Ich muss mit einer kleinen Beichte anfangen: Neulich habe ich eine Tupperdose ins Büro geschleppt. Das Frühstück fiel flach, weil ich einfach keine Zeit hatte. In dieser Plastikbox gab’s einen klumpigen Reis, der my gut aus dem Fridge kam. Jetzt könnte ich alleine auf den Kantinen-Mitarbeiter-Streik warten, denn mit diesem Meal wäre ich über die Runden gekommen.
Ich versteckte die Tupperdose unauffällig unter meinem Pulli und suchte den entlegensten Platz im Büro. Ich wollte kein Publikum, wenn ich sie aufmache. Tupperware ist für mich der Inbegriff von allem, was ich im Leben vermeiden will. Um solch einer peinlichen Situation nicht erneut ins Gesicht sehen zu müssen, schwor ich mir, egal was passiert, dass ich nie wieder „Meals preppe“.
Irgendwie kann ich mit dieser Trend-Vorkocherei nichts anfangen, die sich über die letzten Jahre wie ein Virus verbreitet hat.

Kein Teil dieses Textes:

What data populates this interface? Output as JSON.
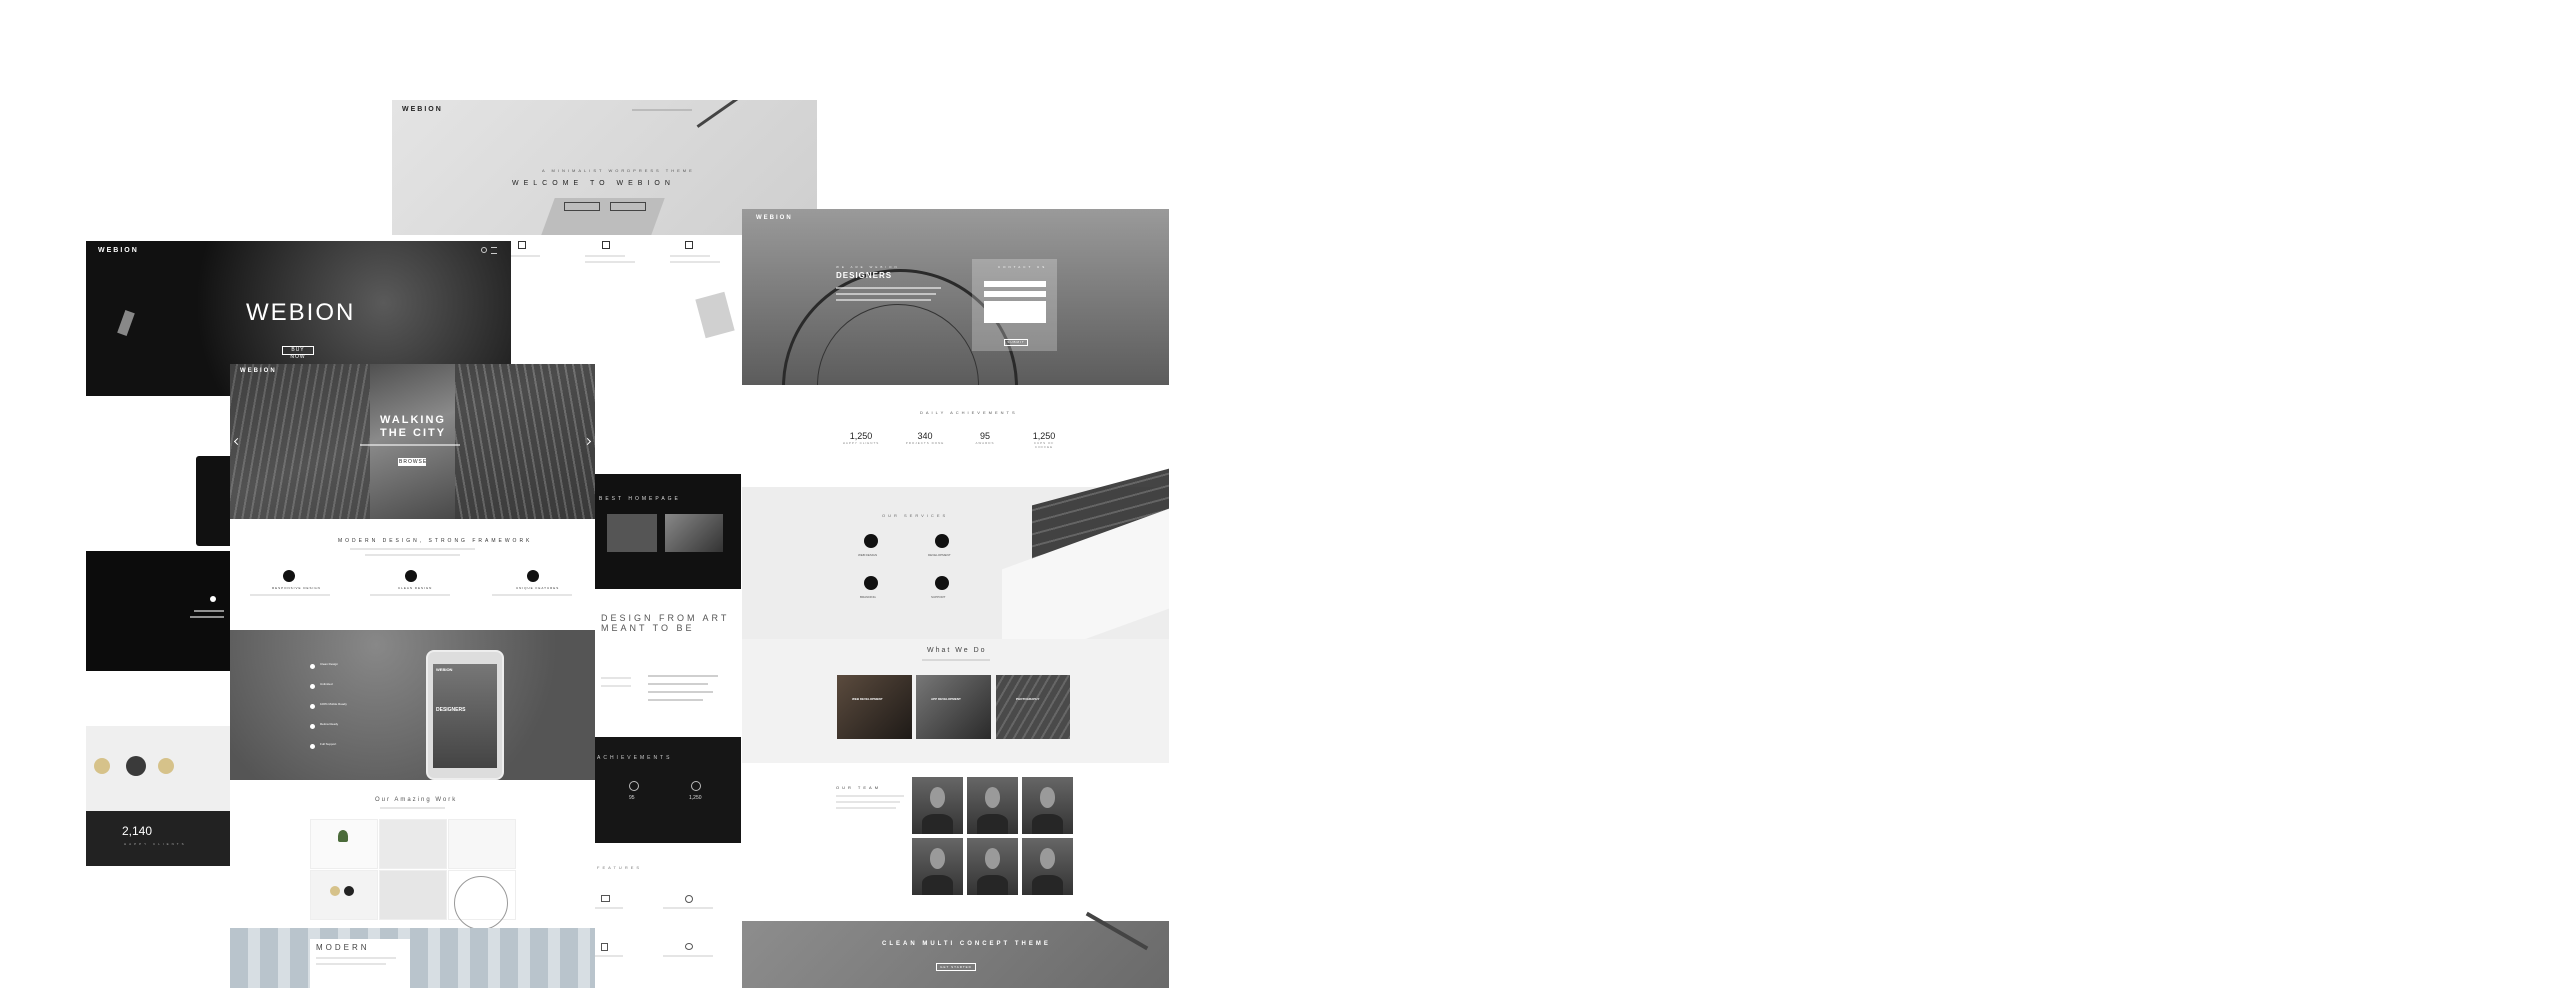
{
  "colors": {
    "dark": "#111111",
    "mid": "#6e6e6e",
    "light": "#f1f1f1",
    "accent": "#ffffff"
  },
  "shotA": {
    "logo": "WEBION",
    "tagline": "A MINIMALIST WORDPRESS THEME",
    "title": "WELCOME TO WEBION",
    "buttons": [
      "",
      ""
    ]
  },
  "shotB": {
    "logo": "WEBION",
    "title": "WEBION",
    "button": "BUY NOW",
    "counter": "2,140",
    "counter_label": "HAPPY CLIENTS"
  },
  "shotC": {
    "logo": "WEBION",
    "hero_title": "WALKING\nTHE CITY",
    "hero_button": "BROWSE",
    "section_title": "MODERN DESIGN, STRONG FRAMEWORK",
    "features": [
      "RESPONSIVE DESIGN",
      "CLEAN DESIGN",
      "UNIQUE FEATURES"
    ],
    "phone_logo": "WEBION",
    "phone_title": "DESIGNERS",
    "list": [
      "Clean Design",
      "Unlimited",
      "100% Mobile Ready",
      "Retina Ready",
      "Full Support"
    ],
    "work_title": "Our Amazing Work",
    "footer_title": "MODERN"
  },
  "shotD": {
    "logo": "WEBION",
    "hero_kicker": "WE ARE WEBION",
    "hero_title": "DESIGNERS",
    "form_title": "CONTACT US",
    "form_button": "SUBMIT",
    "achievements_title": "DAILY ACHIEVEMENTS",
    "stats": [
      {
        "n": "1,250",
        "l": "HAPPY CLIENTS"
      },
      {
        "n": "340",
        "l": "PROJECTS DONE"
      },
      {
        "n": "95",
        "l": "AWARDS"
      },
      {
        "n": "1,250",
        "l": "CUPS OF COFFEE"
      }
    ],
    "services_title": "OUR SERVICES",
    "services": [
      "WEB DESIGN",
      "DEVELOPMENT",
      "BRANDING",
      "SUPPORT"
    ],
    "whatwedo_title": "What We Do",
    "whatwedo_cards": [
      "WEB DEVELOPMENT",
      "APP DEVELOPMENT",
      "PHOTOGRAPHY"
    ],
    "team_title": "OUR TEAM",
    "cta_title": "CLEAN MULTI CONCEPT THEME",
    "cta_button": "GET STARTED"
  },
  "shotE": {
    "best_title": "BEST HOMEPAGE",
    "art_title": "DESIGN FROM ART\nMEANT TO BE",
    "achievements": "ACHIEVEMENTS",
    "stat1": "95",
    "stat2": "1,250",
    "features_title": "FEATURES"
  }
}
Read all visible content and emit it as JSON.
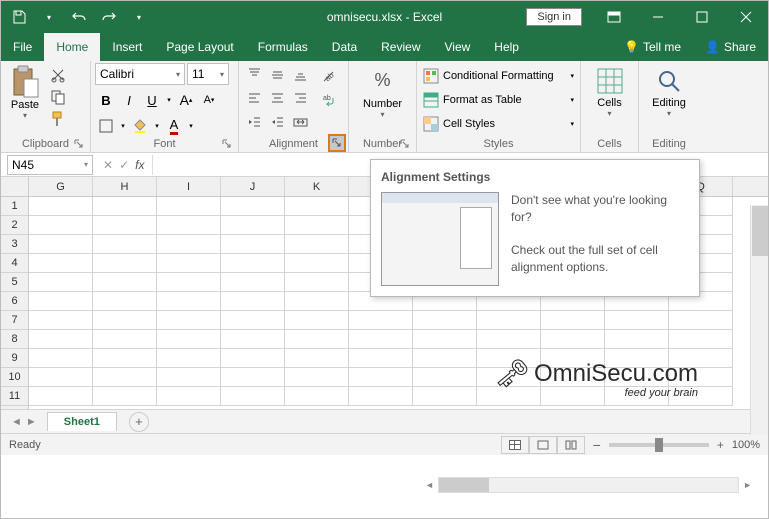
{
  "titlebar": {
    "filename": "omnisecu.xlsx - Excel",
    "signin": "Sign in"
  },
  "menu": {
    "file": "File",
    "home": "Home",
    "insert": "Insert",
    "pageLayout": "Page Layout",
    "formulas": "Formulas",
    "data": "Data",
    "review": "Review",
    "view": "View",
    "help": "Help",
    "tellme": "Tell me",
    "share": "Share"
  },
  "ribbon": {
    "clipboard": {
      "label": "Clipboard",
      "paste": "Paste"
    },
    "font": {
      "label": "Font",
      "name": "Calibri",
      "size": "11"
    },
    "alignment": {
      "label": "Alignment"
    },
    "number": {
      "label": "Number",
      "btn": "Number"
    },
    "styles": {
      "label": "Styles",
      "cond": "Conditional Formatting",
      "table": "Format as Table",
      "cell": "Cell Styles"
    },
    "cells": {
      "label": "Cells",
      "btn": "Cells"
    },
    "editing": {
      "label": "Editing",
      "btn": "Editing"
    }
  },
  "formula": {
    "namebox": "N45"
  },
  "columns": [
    "G",
    "H",
    "I",
    "J",
    "K",
    "",
    "",
    "",
    "",
    "",
    "",
    "Q"
  ],
  "rows": [
    "1",
    "2",
    "3",
    "4",
    "5",
    "6",
    "7",
    "8",
    "9",
    "10",
    "11"
  ],
  "sheets": {
    "active": "Sheet1"
  },
  "status": {
    "ready": "Ready",
    "zoom": "100%"
  },
  "tooltip": {
    "title": "Alignment Settings",
    "l1": "Don't see what you're looking for?",
    "l2": "Check out the full set of cell alignment options."
  },
  "watermark": {
    "text": "OmniSecu.com",
    "sub": "feed your brain"
  }
}
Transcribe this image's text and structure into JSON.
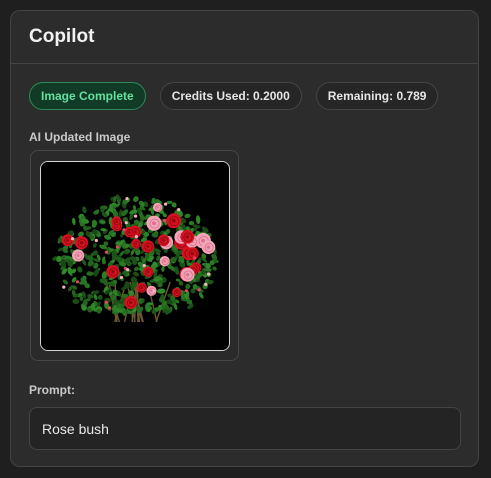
{
  "panel": {
    "title": "Copilot"
  },
  "status": {
    "complete_label": "Image Complete",
    "credits_used": "Credits Used: 0.2000",
    "remaining": "Remaining: 0.789"
  },
  "image_section": {
    "label": "AI Updated Image",
    "subject": "rose-bush-image"
  },
  "prompt": {
    "label": "Prompt:",
    "value": "Rose bush"
  },
  "colors": {
    "success_text": "#63e0a0",
    "success_bg": "#123b27",
    "panel_bg": "#2c2c2c"
  }
}
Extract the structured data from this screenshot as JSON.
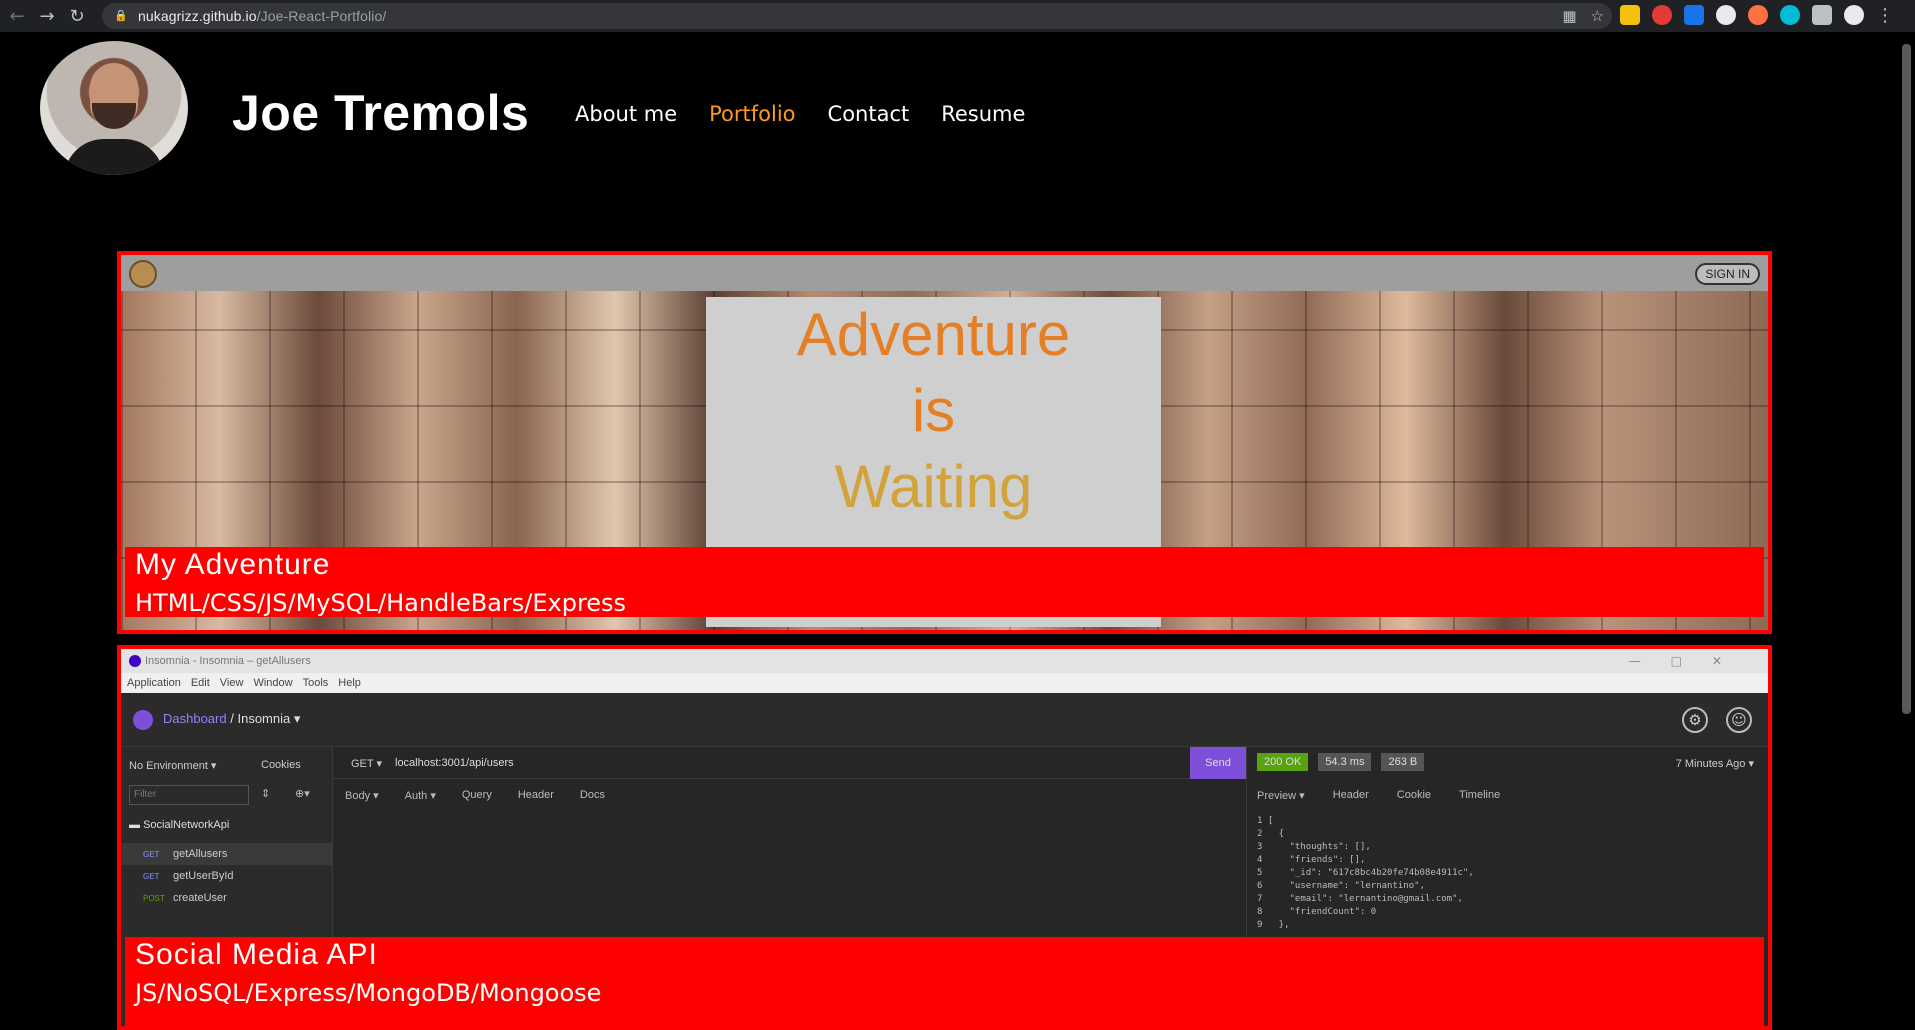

Food-Influencer und Berufstätige stappeln am Wochenende ihre Tupperware nach stärkenden Farben: Blau für Kohlenhydrate, Grün für Protein – und so weiter. Ein visuelles Erlebnis, das die Clean-Girl-Ästhetik anprangert.
Ketten wie Lidl und Aldi machen ordentlich mit und helfen den Kunden, ihre Mahlzeiten gleich für eine ganze Woche vorzubereiten. Selbst Krankenkassen haben das „Meal Prepping“ für sich entdeckt und geben Tipps, wie man Fast Food und dessen Sünden im Stress vermeiden kann. Die Barmer bietet gar einen „Meal Prep-Leitfaden für Einsteiger“ an. Mutig genug zu sagen, dass ich lieber krank werde, als mein Meal zu preppe? Das kann ich mir nicht vorstellen.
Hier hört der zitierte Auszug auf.